ArgusEncode32() accepts little endian?

Carter Bullard carter at qosient.com
Thu Jul 18 11:55:04 EDT 2013


Hey  Matt,
Comments inline.  Not trying to beat you up too bad.
Carter



On Jul 18, 2013, at 11:38 AM, Matt Brown <matthewbrown at gmail.com> wrote:

> Carter,
> 
>> So what else is nDPI looking at that isn't content?
> As with libprotoident... packet contents, src/dst ports, flow tracking, packet lengths, more...
> 
>> Is it not Deep Packet Inspection?
> I think the missing piece of raservices() versus nDPI is nDPI's use of flow tracking and robust understanding of "applications" ("What is robust understanding?" see bittorrent below).  Clearly the algo that seeks patterns (facilitated by rauserdata()) is a very viable method of application detection.  Simply versus nDPI (163 definitions) or libprotoident (223 definitions), the std.sig has a smaller count of sigs (84).
> 

Argus does do flow tracking.  At least I think it does.

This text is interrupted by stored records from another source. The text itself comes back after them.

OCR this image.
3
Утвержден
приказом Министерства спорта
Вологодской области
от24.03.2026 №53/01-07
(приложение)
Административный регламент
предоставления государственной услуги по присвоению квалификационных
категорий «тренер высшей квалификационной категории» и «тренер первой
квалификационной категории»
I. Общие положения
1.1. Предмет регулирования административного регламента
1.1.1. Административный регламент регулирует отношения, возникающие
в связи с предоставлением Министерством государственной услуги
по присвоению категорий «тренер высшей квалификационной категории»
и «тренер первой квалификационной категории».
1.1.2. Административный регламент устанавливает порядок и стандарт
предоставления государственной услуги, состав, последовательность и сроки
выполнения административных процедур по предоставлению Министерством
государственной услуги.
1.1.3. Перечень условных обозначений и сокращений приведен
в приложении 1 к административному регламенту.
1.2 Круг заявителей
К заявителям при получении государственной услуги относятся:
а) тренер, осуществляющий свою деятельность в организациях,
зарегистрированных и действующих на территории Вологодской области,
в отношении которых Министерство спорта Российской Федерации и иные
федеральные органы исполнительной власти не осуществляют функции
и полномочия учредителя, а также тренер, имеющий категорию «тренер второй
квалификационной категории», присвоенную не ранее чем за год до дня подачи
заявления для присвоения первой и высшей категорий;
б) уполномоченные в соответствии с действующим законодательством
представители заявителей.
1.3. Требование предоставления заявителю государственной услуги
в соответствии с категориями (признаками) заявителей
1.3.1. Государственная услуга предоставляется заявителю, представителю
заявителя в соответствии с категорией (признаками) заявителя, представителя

Provides direction,
packet size information, and content.  Not sure that it needs anything else?

I don't think devo'ing argus so that it can generate packet data for other
applications is a good idea.  223 protocols is really chicken feed, compared
to other tools, and rauserdata() can characterize any protocol, you just
have to run it against your argus data, of your applications/protocols.  I
have had signature files with 3K+ applications.  Easy to do with the tools.

> 
> 
> I began looking at the classes alphabetically, and after reading bittorrent.c and dns.c, I decided on my conclusion of (near) futility in the strategy of converting nDPI classes to an raservices().conf_ as I was simply trying to generate byte patterns from given byte patterns_.
> 
> 
> nDPI utilizes the following features for protocol/application detection:
> - packet contents
> - considers flow/session tracking (including directional tracking)
> - considers size of packets
> - considers packet order in flow
> 
> For instance, reviewing dns.c (https://svn.ntop.org/svn/ntop/trunk/nDPI/src/lib/protocols/dns.c).
> 
> ndpi_search_dns():
> 
> 1) Is packet UDP or TCP?
> 
> 2) Source port or dest port is 53, and the packet payload length is that of a DNS header.
> 3) Pull out the following protocol stuff:
> - flags
> - transaction ID
> - queries
> - answer resource records
> - authority resource records
> - any more resource records
> - is it a query (checks based on if the flags are set to be a query)
> - return code
> 
> 4) Check a lot of the protocol stuff (including additional parsing of the packet byte structure) to decide whether we're dealing with a question ("request") or a answer ("response"); then it is DNS.

So you don't need a response to know that its DNS.  You shouldn't need to parse
the DNS transaction to know that its DNS, especially since libprotoident claims
it can do tracking with only 4 bytes of payload.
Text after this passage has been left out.